Мы стояли у борта, смотрели на воду и ждали Лэнгу минут пять, может, немного больше, а казалось — намного больше, часы. Мне мерещился острый грохот, белый столб пара — и как пятно синей крови расплывается по поверхности воды, словно чернила… но ничего плохого не случилось. Лэнга вынырнул — и Антэ с Данкэ спустили лёгонький, словно проволочный, трап. Лэнга быстро поднялся на палубу и встряхнулся, как пёс. Снял ботинки, вылил из них воду, принялся отряхивать комбез.
— Напрасно ты нырнул в обуви, Парус, — сказал Антэ. — Неудобно же.
— Неважно, — мрачно сказал Лэнга. — Всё равно тут нечего делать. Похоже, тут люди пытались сунуться в воду. У портала был бой. Там я видел кости в гидрокостюмах… один труп застрял в обломках шлюза, второй придавило куском причала. Наших мёртвых, наверное, Океан взял, а у людей баллоны с воздухом неудобные, мешают…

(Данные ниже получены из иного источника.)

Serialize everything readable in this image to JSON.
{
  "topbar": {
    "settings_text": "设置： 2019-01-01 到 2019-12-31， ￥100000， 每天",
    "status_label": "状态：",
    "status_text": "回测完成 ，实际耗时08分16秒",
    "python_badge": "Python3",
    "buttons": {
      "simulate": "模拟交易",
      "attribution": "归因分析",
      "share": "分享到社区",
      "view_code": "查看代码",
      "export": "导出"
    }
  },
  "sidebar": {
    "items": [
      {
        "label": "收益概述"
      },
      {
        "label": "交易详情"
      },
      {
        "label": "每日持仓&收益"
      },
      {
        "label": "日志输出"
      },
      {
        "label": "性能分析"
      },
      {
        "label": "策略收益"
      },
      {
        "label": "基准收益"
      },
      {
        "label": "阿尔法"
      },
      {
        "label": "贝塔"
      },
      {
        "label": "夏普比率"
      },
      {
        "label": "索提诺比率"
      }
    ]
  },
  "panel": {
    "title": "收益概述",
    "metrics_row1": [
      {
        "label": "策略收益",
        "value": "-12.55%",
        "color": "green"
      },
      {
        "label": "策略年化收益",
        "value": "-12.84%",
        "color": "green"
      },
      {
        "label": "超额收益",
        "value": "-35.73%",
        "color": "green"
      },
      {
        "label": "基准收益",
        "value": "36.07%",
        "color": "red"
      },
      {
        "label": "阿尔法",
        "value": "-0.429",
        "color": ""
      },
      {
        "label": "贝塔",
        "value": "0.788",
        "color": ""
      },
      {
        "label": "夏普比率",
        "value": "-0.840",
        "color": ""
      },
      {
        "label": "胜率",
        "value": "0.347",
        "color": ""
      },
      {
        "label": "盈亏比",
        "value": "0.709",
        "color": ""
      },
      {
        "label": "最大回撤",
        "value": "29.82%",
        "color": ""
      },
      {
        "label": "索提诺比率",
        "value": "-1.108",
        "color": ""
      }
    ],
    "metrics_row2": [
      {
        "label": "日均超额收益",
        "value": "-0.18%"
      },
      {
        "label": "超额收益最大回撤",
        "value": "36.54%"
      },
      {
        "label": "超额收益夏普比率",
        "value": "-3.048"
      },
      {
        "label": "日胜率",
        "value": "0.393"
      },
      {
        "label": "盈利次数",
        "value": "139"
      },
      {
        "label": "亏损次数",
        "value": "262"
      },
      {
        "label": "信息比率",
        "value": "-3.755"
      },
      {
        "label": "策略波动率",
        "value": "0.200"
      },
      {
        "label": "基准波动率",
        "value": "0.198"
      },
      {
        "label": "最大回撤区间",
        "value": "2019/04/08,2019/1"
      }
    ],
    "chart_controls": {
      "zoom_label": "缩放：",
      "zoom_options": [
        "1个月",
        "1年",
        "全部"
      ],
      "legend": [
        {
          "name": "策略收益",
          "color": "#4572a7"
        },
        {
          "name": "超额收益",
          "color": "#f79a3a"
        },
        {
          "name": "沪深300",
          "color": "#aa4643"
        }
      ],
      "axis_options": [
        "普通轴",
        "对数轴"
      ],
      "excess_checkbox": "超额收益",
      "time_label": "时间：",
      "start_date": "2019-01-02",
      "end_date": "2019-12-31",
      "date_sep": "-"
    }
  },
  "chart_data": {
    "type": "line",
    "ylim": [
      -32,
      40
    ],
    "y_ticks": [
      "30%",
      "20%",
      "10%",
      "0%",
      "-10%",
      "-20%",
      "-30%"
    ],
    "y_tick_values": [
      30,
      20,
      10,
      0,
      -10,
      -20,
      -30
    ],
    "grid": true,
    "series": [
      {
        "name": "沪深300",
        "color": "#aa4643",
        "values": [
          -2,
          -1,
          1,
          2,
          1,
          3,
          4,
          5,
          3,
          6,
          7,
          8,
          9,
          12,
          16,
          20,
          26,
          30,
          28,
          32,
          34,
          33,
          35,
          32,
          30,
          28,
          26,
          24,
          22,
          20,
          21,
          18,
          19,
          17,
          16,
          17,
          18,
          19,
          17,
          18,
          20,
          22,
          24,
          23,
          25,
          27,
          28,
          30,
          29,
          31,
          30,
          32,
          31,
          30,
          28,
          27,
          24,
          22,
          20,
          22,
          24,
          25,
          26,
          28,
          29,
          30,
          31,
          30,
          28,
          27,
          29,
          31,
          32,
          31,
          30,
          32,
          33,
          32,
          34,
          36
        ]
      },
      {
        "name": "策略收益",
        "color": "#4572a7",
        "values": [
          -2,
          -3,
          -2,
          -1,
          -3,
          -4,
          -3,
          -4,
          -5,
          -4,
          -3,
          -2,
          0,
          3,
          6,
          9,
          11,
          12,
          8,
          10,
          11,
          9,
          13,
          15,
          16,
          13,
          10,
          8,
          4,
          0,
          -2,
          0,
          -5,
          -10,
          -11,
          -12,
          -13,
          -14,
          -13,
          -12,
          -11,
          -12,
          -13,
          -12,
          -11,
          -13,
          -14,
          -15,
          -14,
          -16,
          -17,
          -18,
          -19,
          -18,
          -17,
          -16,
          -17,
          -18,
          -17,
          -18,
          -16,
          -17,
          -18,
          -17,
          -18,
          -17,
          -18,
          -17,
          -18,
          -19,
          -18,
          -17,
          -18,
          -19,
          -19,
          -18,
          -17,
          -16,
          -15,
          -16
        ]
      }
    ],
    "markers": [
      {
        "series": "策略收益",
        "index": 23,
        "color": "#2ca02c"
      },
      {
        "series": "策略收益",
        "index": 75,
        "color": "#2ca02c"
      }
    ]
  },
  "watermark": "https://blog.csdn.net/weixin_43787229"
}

— Это уже п… п-после того, как меня сбили, — сказал Ярослав. — Наверное, н-наши хотели посмотреть, как тут у вас всё внизу устроено и н… н-нарвались. А п-потом… п… п-потом… п-потом решили б-бомбами забросать. Об… об-безопасить тыл, вроде того.
— Похоже, — согласился Лэнга. — Но никаких следов «большой рыбки» тут нет. Если бы она попала под бомбу — лежала бы на дне, верно? А тут… видно, что ангар накрыли сверху, там остались местные субмарины, обе-две. Катер, по-моему, приласкали ракетой; вон там, где каменный бивень, он лежит с развороченным бортом — примерно в четверти линии от берега, если я второпях не ошибся. Может, они пришли сюда уже после боя? Пришли и ушли, а?
— А записки ты не нашёл? — спросил Антэ.
Лэнга отрицательно фыркнул.
— Не знаю, где искать. В портал я не заглядывал; по-моему, там заминировано. Какая-то нехорошая вода… А где ещё… там на дне, как в Бездне: обломки, осколки камня, оплавленное железо… даже водоросли не везде поселились.
— А тот остров? — подал голос Данкэ. Ему было заметно нехорошо, но он держал себя в руках.
— Вот туда и пойдём сейчас, — сказал Лэнга. — Да, Лоцман?
Ярослав поднял больные глаза:
— Тут ещё островочек маленький… в паре километров к западу…
— Туда — потом, — сказал Лэнга. — Да, Антэ?
Антэ ответил утвердительным жестом.
— Много же здесь работы! — печально сказал Данкэ. — Ещё долго нельзя будет селить детей… Вдобавок просто опасно — если стоят подводные мины. Нужны военные специалисты. Нам отдали опасные руины…
— Ничего, — сказал Ярослав. — Пока что поставим на Медузьем палатки или ещё что-нибудь придумаем. Не грусти, док.
Данкэ благодарно взглянул на него. Лэнга подошёл к штурвалу — и я занял свою позицию рядом с крюком, за который удобно держаться. Только и успел глотнуть воздуха: катер лихо развернулся, взметнув пенную дугу — и полетел прочь от этого мрачного места.
Наверное, я немного пообвыкся. У меня уже не было такого чувства, что на очередной волне вывернет наизнанку и вышвырнет за борт остатки. Я продрог, но мне даже померещилась смутная тень удовольствия от скорости и болтанки — лихой такой морской аттракцион. К тому же я надеялся, что по координатам ребята быстро найдут этот островок.